Nigerian politician and land surveyor

Sodaguwo Adegadiza Festus-Omoni is a Nigerian land surveyor and politician. She represented the Ogbia Federal Constituency of Bayelsa State in the House of Representatives during the 8th National Assembly from 2015 to 2019, under the umbrella of the Peoples Democratic Party (PDP).

== Background and early life ==
Sodaguwo Adegadiza Festus-Omoni is from the Anyama community in Ogbia in Bayelsa state, Nigeria.

== Education ==
Sodaguwo commenced her early education at Saint James' Primary School, Anyama, located in Ogbia Local Government Area, and completed her studies there between 1960 and 1968. In 1975, she obtained her Senior School Certificate from Holy Rosary Secondary School in Port Harcourt, Rivers State, she earned an Ordinary National Diploma (OND) in Architectural Drafting and Civil Engineering from the Denver Institute of Technology in the United States In 1979. Omoni furthered her education at Brinker School of Survey in the U.S. and obtained a certificate in Land Surveying. She earned a degree from the National Open University of Nigeria in Tourism Studies.

== Political career ==
Sodaguwo was elected in 2015 into the 8th National House of Representative, representing Ogbia Federal Constituency of Bayelsa State. She is a member of the Peoples Democratic Party (PDP).

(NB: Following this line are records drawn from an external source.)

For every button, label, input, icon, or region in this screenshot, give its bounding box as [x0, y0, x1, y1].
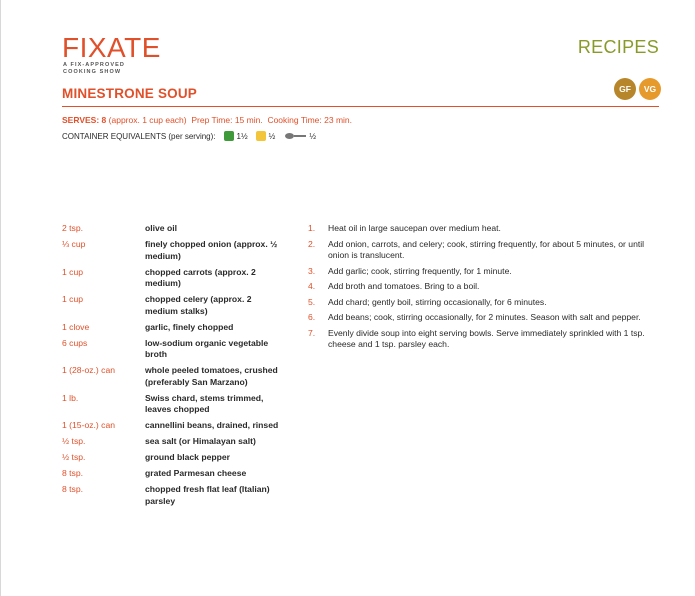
step-text: Heat oil in large saucepan over medium heat. — [328, 223, 501, 233]
ingredient-item: finely chopped onion (approx. ½ medium) — [145, 239, 278, 261]
ingredient-row — [62, 239, 282, 262]
instruction-step — [308, 328, 658, 351]
instruction-step — [308, 297, 658, 309]
ingredient-row — [62, 338, 282, 361]
serves-line — [62, 115, 352, 125]
step-text: Evenly divide soup into eight serving bowls. Serve immediately sprinkled with 1 tsp. cheese and 1 tsp. parsley each. — [328, 327, 645, 349]
yellow-container-value: ½ — [268, 131, 276, 141]
ingredient-item: ground black pepper — [145, 452, 230, 462]
instruction-step — [308, 312, 658, 324]
green-container-value: 1½ — [236, 131, 248, 141]
ingredient-row — [62, 267, 282, 290]
ingredient-item: chopped celery (approx. 2 medium stalks) — [145, 294, 252, 316]
container-label: CONTAINER EQUIVALENTS (per serving): — [62, 131, 216, 141]
brand-name: FIXATE — [62, 32, 161, 63]
step-text: Add beans; cook, stirring occasionally, for 2 minutes. Season with salt and pepper. — [328, 312, 641, 322]
ingredient-row — [62, 452, 282, 464]
recipe-title: MINESTRONE SOUP — [62, 86, 198, 101]
ingredient-qty: 1 lb. — [62, 392, 79, 403]
step-number: 6. — [308, 312, 316, 322]
ingredient-item: chopped carrots (approx. 2 medium) — [145, 266, 256, 288]
cook-time: Cooking Time: 23 min. — [267, 115, 353, 125]
ingredient-qty: 2 tsp. — [62, 223, 84, 233]
brand-logo — [62, 34, 161, 76]
step-number: 7. — [308, 327, 316, 338]
ingredient-qty: 8 tsp. — [62, 484, 84, 494]
ingredient-qty: ½ tsp. — [62, 452, 86, 462]
ingredient-qty: 1 cup — [62, 294, 84, 304]
ingredient-item: whole peeled tomatoes, crushed (preferably San Marzano) — [145, 365, 278, 387]
vegetarian-badge: VG — [639, 78, 661, 100]
step-text: Add chard; gently boil, stirring occasionally, for 6 minutes. — [328, 296, 547, 307]
step-number: 5. — [308, 296, 316, 307]
ingredient-row — [62, 420, 282, 432]
ingredient-qty: 6 cups — [62, 337, 88, 348]
brand-tagline-1: A FIX-APPROVED — [63, 62, 125, 68]
ingredient-qty: ½ tsp. — [62, 436, 86, 446]
container-equivalents — [62, 131, 316, 141]
ingredient-item: grated Parmesan cheese — [145, 468, 247, 478]
step-number: 2. — [308, 238, 316, 249]
ingredient-row — [62, 393, 282, 416]
step-number: 1. — [308, 223, 316, 233]
gluten-free-badge: GF — [614, 78, 636, 100]
step-number: 4. — [308, 281, 316, 291]
green-container-icon — [224, 131, 234, 141]
ingredient-row — [62, 468, 282, 480]
step-text: Add broth and tomatoes. Bring to a boil. — [328, 281, 480, 291]
ingredient-list — [62, 223, 282, 512]
instruction-step — [308, 266, 658, 278]
ingredient-item: low-sodium organic vegetable broth — [145, 337, 269, 359]
teaspoon-value: ½ — [309, 131, 316, 141]
instruction-step — [308, 281, 658, 293]
ingredient-qty: 1 (28-oz.) can — [62, 365, 116, 375]
serves-value: 8 — [101, 115, 107, 125]
yellow-container-icon — [256, 131, 266, 141]
step-text: Add garlic; cook, stirring frequently, for 1 minute. — [328, 265, 512, 276]
page-edge — [0, 0, 1, 596]
ingredient-qty: 8 tsp. — [62, 468, 84, 478]
ingredient-item: cannellini beans, drained, rinsed — [145, 420, 279, 430]
ingredient-qty: 1 clove — [62, 321, 90, 332]
ingredient-item: sea salt (or Himalayan salt) — [145, 436, 256, 446]
ingredient-row — [62, 322, 282, 334]
section-label: RECIPES — [577, 37, 659, 57]
ingredient-row — [62, 223, 282, 235]
ingredient-row — [62, 484, 282, 507]
prep-time: Prep Time: 15 min. — [191, 115, 263, 125]
ingredient-row — [62, 365, 282, 388]
teaspoon-icon — [285, 133, 306, 139]
serves-label: SERVES: — [62, 115, 100, 125]
ingredient-qty: 1 (15-oz.) can — [62, 420, 116, 430]
ingredient-qty: ⅓ cup — [62, 239, 86, 249]
instruction-step — [308, 239, 658, 262]
ingredient-item: Swiss chard, stems trimmed, leaves chopped — [145, 392, 264, 414]
ingredient-item: chopped fresh flat leaf (Italian) parsley — [145, 484, 270, 506]
ingredient-item: olive oil — [145, 223, 177, 233]
instruction-list — [308, 223, 658, 355]
serves-detail: (approx. 1 cup each) — [108, 115, 187, 125]
instruction-step — [308, 223, 658, 235]
step-text: Add onion, carrots, and celery; cook, stirring frequently, for about 5 minutes, or until onion is translucent. — [328, 238, 645, 260]
step-number: 3. — [308, 265, 316, 276]
ingredient-row — [62, 436, 282, 448]
brand-tagline-2: COOKING SHOW — [63, 69, 122, 75]
ingredient-row — [62, 294, 282, 317]
title-divider — [62, 106, 659, 107]
ingredient-qty: 1 cup — [62, 266, 84, 277]
diet-badges — [614, 78, 661, 100]
ingredient-item: garlic, finely chopped — [145, 321, 234, 332]
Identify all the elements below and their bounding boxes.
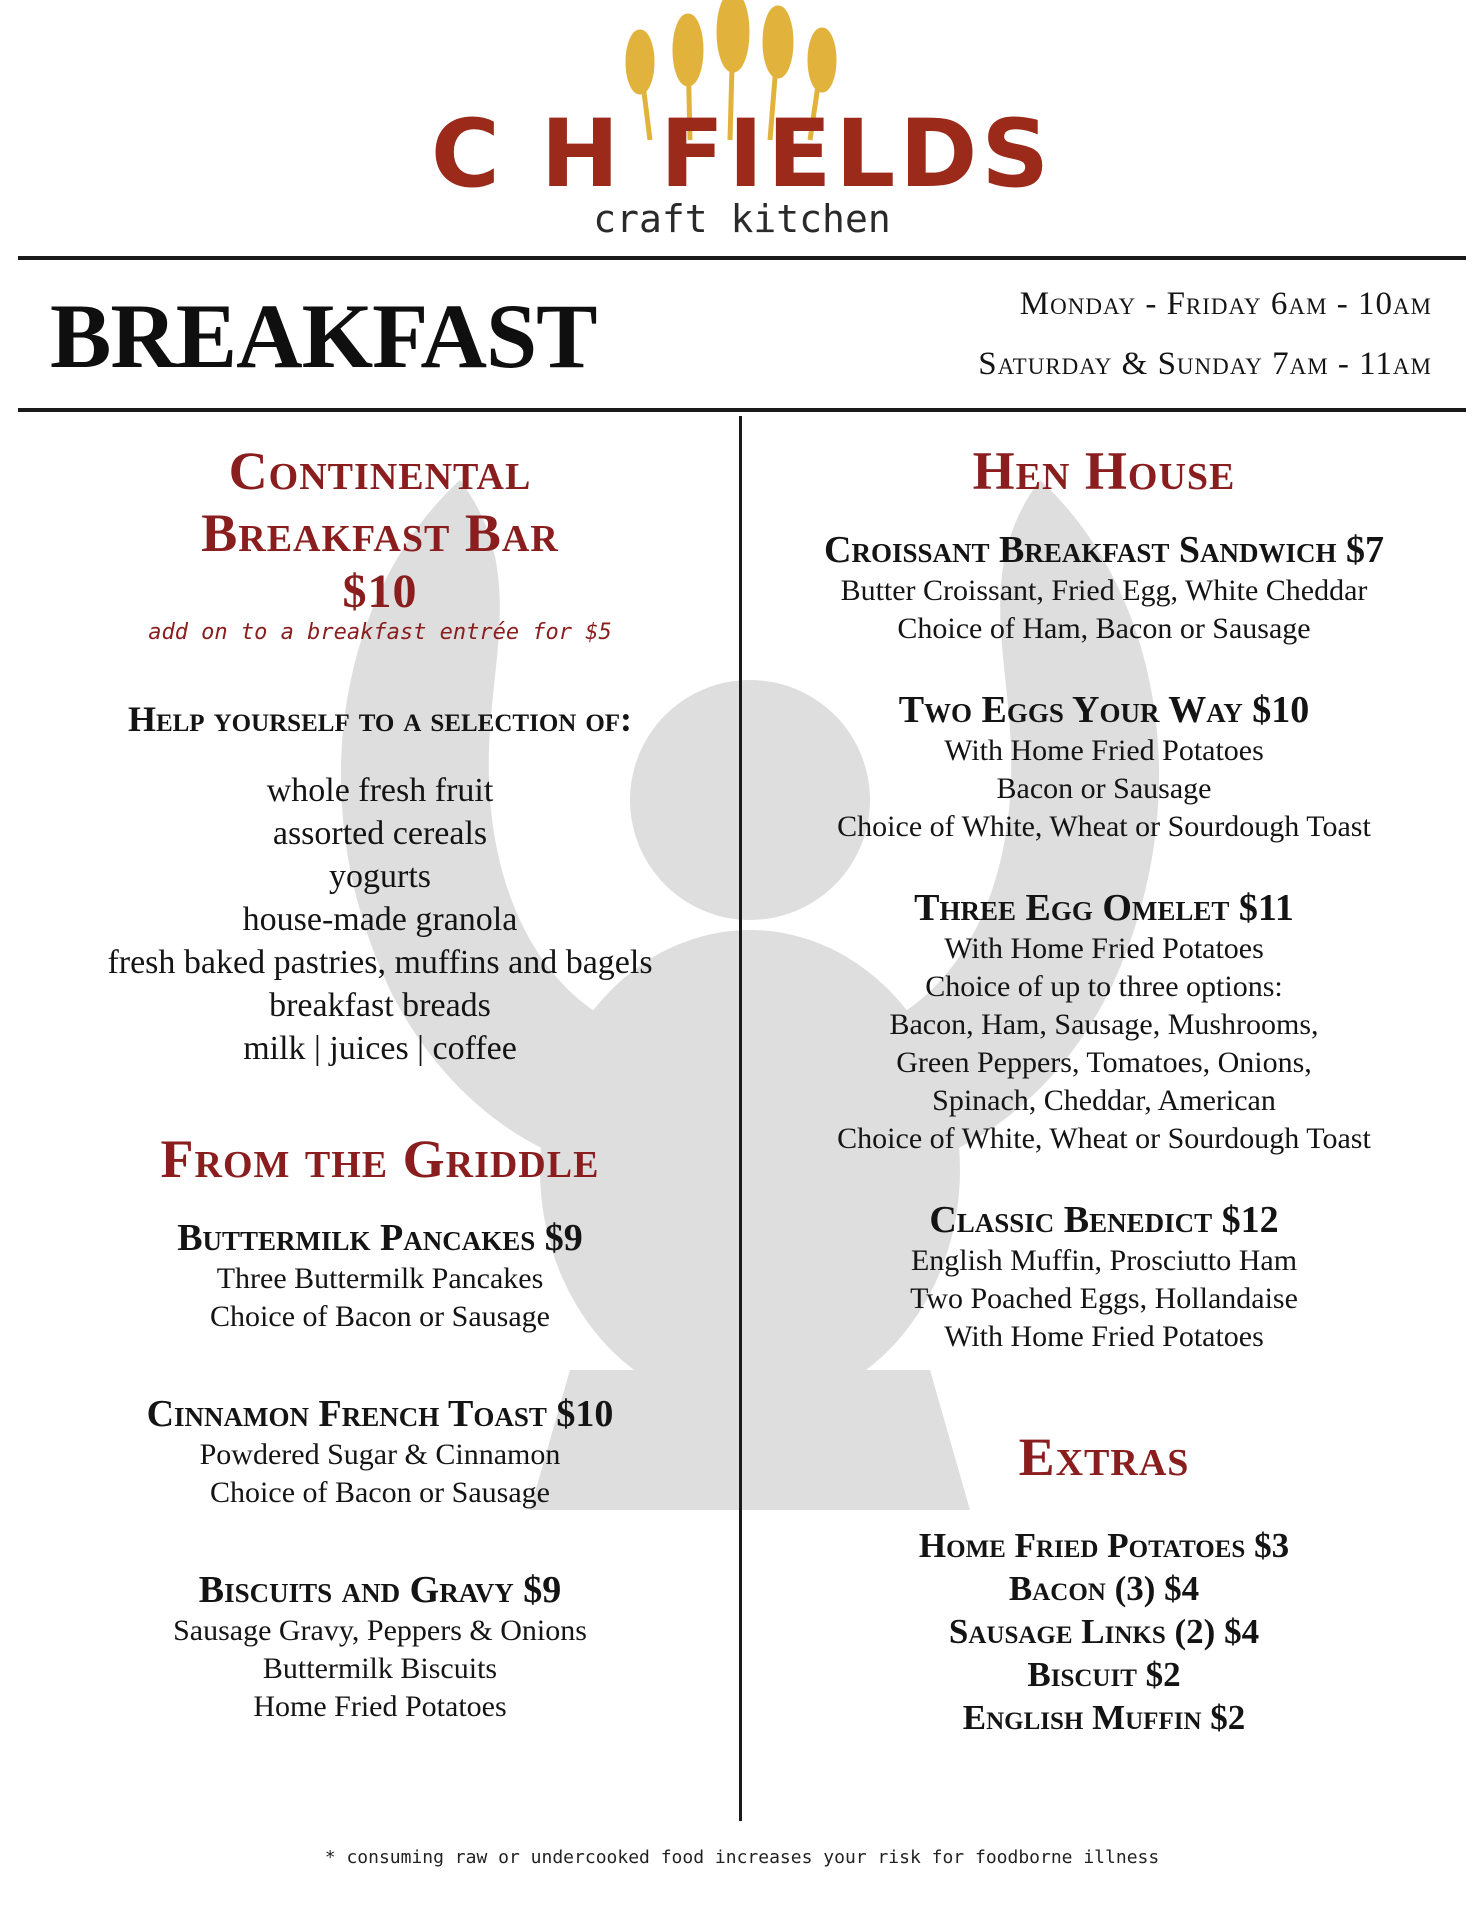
menu-item-croissant [748, 528, 1460, 648]
item-desc: Choice of Bacon or Sausage [210, 1476, 550, 1509]
item-desc: Buttermilk Biscuits [262, 1652, 498, 1685]
hen-house-title: Hen House [972, 441, 1236, 501]
continental-price: $10 [342, 565, 418, 618]
menu-item-two-eggs [748, 688, 1460, 846]
item-desc: With Home Fried Potatoes [944, 932, 1264, 965]
item-desc: English Muffin, Prosciutto Ham [910, 1244, 1298, 1277]
right-column [748, 440, 1460, 1739]
item-desc: Two Poached Eggs, Hollandaise [910, 1282, 1298, 1315]
item-name: Three Egg Omelet $11 [914, 887, 1294, 929]
brand-logo [0, 0, 1484, 250]
item-desc: Choice of White, Wheat or Sourdough Toast [837, 810, 1371, 843]
list-item: milk | juices | coffee [243, 1030, 517, 1067]
menu-item-biscuits-gravy [20, 1568, 740, 1726]
item-desc: With Home Fried Potatoes [944, 1320, 1264, 1353]
item-name: Biscuits and Gravy $9 [198, 1569, 562, 1611]
header-divider [18, 408, 1466, 412]
griddle-title: From the Griddle [160, 1129, 600, 1189]
item-name: Croissant Breakfast Sandwich $7 [824, 529, 1384, 571]
item-desc: Choice of Bacon or Sausage [210, 1300, 550, 1333]
hours-weekend: Saturday & Sunday 7am - 11am [978, 346, 1432, 382]
item-name: Cinnamon French Toast $10 [146, 1393, 614, 1435]
item-desc: Powdered Sugar & Cinnamon [199, 1438, 561, 1471]
item-desc: Three Buttermilk Pancakes [216, 1262, 544, 1295]
left-column [20, 440, 740, 1726]
item-desc: Green Peppers, Tomatoes, Onions, [896, 1046, 1312, 1079]
item-desc: Sausage Gravy, Peppers & Onions [173, 1614, 587, 1647]
item-desc: Bacon, Ham, Sausage, Mushrooms, [889, 1008, 1319, 1041]
extra-item: Home Fried Potatoes $3 [918, 1526, 1290, 1565]
item-desc: Bacon or Sausage [996, 772, 1212, 805]
list-item: fresh baked pastries, muffins and bagels [107, 944, 653, 981]
extra-item: Bacon (3) $4 [1008, 1569, 1200, 1608]
page-title: BREAKFAST [50, 285, 597, 387]
menu-item-french-toast [20, 1392, 740, 1512]
item-desc: With Home Fried Potatoes [944, 734, 1264, 767]
item-desc: Choice of Ham, Bacon or Sausage [897, 612, 1311, 645]
item-desc: Spinach, Cheddar, American [932, 1084, 1276, 1117]
list-item: breakfast breads [269, 987, 491, 1024]
extra-item: Sausage Links (2) $4 [948, 1612, 1260, 1651]
item-desc: Choice of White, Wheat or Sourdough Toast [837, 1122, 1371, 1155]
list-item: yogurts [329, 858, 431, 895]
continental-title-line2: Breakfast Bar [201, 503, 559, 563]
item-name: Two Eggs Your Way $10 [898, 689, 1310, 731]
item-name: Buttermilk Pancakes $9 [177, 1217, 583, 1259]
item-name: Classic Benedict $12 [929, 1199, 1279, 1241]
extra-item: English Muffin $2 [962, 1698, 1246, 1737]
brand-name: C H FIELDS [430, 100, 1054, 209]
top-divider [18, 256, 1466, 260]
list-item: house-made granola [242, 901, 518, 938]
continental-list [20, 769, 740, 1070]
continental-title-line1: Continental [228, 441, 532, 501]
extras-title: Extras [1018, 1427, 1190, 1487]
extra-item: Biscuit $2 [1027, 1655, 1181, 1694]
menu-item-omelet [748, 886, 1460, 1158]
list-item: assorted cereals [272, 815, 488, 852]
brand-tagline: craft kitchen [593, 197, 891, 241]
menu-item-pancakes [20, 1216, 740, 1336]
help-heading: Help yourself to a selection of: [127, 699, 633, 739]
item-desc: Home Fried Potatoes [253, 1690, 507, 1723]
footnote: * consuming raw or undercooked food increases your risk for foodborne illness [324, 1847, 1160, 1868]
menu-item-benedict [748, 1198, 1460, 1356]
item-desc: Choice of up to three options: [925, 970, 1283, 1003]
extras-list [748, 1524, 1460, 1739]
list-item: whole fresh fruit [266, 772, 494, 809]
item-desc: Butter Croissant, Fried Egg, White Cheddar [840, 574, 1368, 607]
continental-note: add on to a breakfast entrée for $5 [148, 620, 612, 645]
hours-weekday: Monday - Friday 6am - 10am [1019, 286, 1432, 322]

She was part of different committees including Ad-Hoc Committee member on $17 billion stolen from undeclared crude oil & liquefied natural gas; member of the house committee on environment, member of the committee looking into the 2017 budget of the centre for women development and the performance of the 2016 budget.
She sponsored the National Oil and Gas Museum and Research Centre (Establishment) Bill, 2016 during her tenure in the 8th National Assembly, and also the bill for the release of pregnant and nursing mothers from the prisons, which was later rejected by the house.